Capabilities
GET /capabilities is how a client discovers what the server hosts. No
request body. Response is a Capabilities object.
Response shape
{
"protocol_version": "1.0",
"rotation_format": "quaternion_xyzw",
"coordinate_system": "right_handed_y_up",
"units": "meters",
"response_formats": ["gltf_2.0_json", "gltf_2.0_binary"],
"models": [
{
"id": "kimodo-soma-rp",
"fps": 30.0,
"supports_retargeting": false,
"supports_async": false,
"supported_constraints": ["root_path", "effector_target", "pose_keyframe"],
"supported_segments": ["text", "unconditioned"],
"supported_guidance_types": ["nocfg", "regular", "separated"],
"predicted_contact_joints": ["LeftHeel", "LeftToe", "RightHeel", "RightToe"],
"native_clip_seconds": 10.0,
"chunking": "stitched",
"recommended_max_duration_seconds": 12.0,
"canonical_skeleton": { "joints": [ ] },
"limits": {
"max_duration_seconds": 30.0,
"max_num_samples": 16,
"max_constraints_per_request": 64,
"max_prompt_length": 1000,
"max_request_bytes": 1048576
}
}
]
}
Model fields
| Field | Type | Notes |
|---|---|---|
id | string | Used as request.model |
fps | number | Native frame rate of the model |
supports_retargeting | bool | If false, requests MUST send canonical_skeleton verbatim |
supports_async | bool | If true, server may return 202 Accepted for long generations (see Async) |
supported_constraints | string[] | Constraint type names the model accepts |
supported_segments | string[] | Segment types the model accepts.

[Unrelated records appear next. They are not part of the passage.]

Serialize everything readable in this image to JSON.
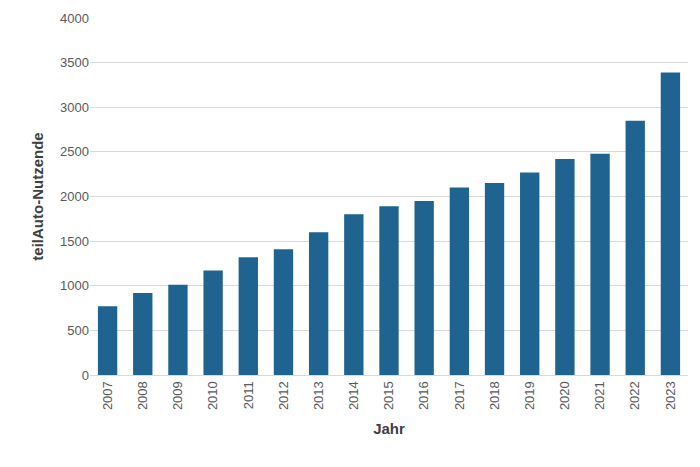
{
  "chart_data": {
    "type": "bar",
    "x_label": "Jahr",
    "y_label": "teilAuto-Nutzende",
    "categories": [
      "2007",
      "2008",
      "2009",
      "2010",
      "2011",
      "2012",
      "2013",
      "2014",
      "2015",
      "2016",
      "2017",
      "2018",
      "2019",
      "2020",
      "2021",
      "2022",
      "2023"
    ],
    "values": [
      770,
      920,
      1010,
      1170,
      1320,
      1410,
      1600,
      1800,
      1890,
      1950,
      2100,
      2150,
      2270,
      2420,
      2480,
      2850,
      3390
    ],
    "color": "#1f6391",
    "ylim": [
      0,
      4000
    ],
    "yticks": [
      0,
      500,
      1000,
      1500,
      2000,
      2500,
      3000,
      3500,
      4000
    ],
    "grid": true
  }
}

Defaults to ["text", "unconditioned"]; backbones with a specialized text-to-pose model add "pose" |
supported_guidance_types | string[] | Subset of ["nocfg", "regular", "separated"] |
predicted_contact_joints | string[] | Joint names (from canonical_skeleton) for which the model emits foot_contacts. Empty means no contact prediction |
native_clip_seconds | number | Duration the model was trained on. Requests beyond this are stitched per chunking |
chunking | "none" | "stitched" | If "stitched", server may chunk longer requests internally |
recommended_max_duration_seconds | number | Comfort-zone duration; clients SHOULD warn the user past this point |
canonical_skeleton | Skeleton | The skeleton the model was trained on. See Skeletons → |
limits | object | Per-request limits |
Limits
| Field | Type | Notes |
|---|---|---|
max_duration_seconds | number | Largest accepted total duration |
max_num_samples | int | Largest accepted Options.num_samples |
max_constraints_per_request | int | Sum across all constraints in the request |
max_prompt_length | int | Codepoints, per TextSegment.prompt |
max_request_bytes | int | Body size limit. Exceeding returns 413 payload_too_large |
Using the canonical skeleton
A client that wants to use a model without retargeting reads
canonical_skeleton from this endpoint and submits it verbatim in
subsequent /generate requests:
curl -s https://server/capabilities \
| jq '.models[] | select(.id == "kimodo-soma-rp") | .canonical_skeleton' \
> canonical.json
Then in your request:
{
"protocol_version": "1.0",
"model": "kimodo-soma-rp",
"skeleton": { "joints": [/* paste from canonical.json */] },
"segments": [/* … */]
}
When supports_retargeting: true (the common case for production servers),
you can ignore the canonical and send the user's actual skeleton.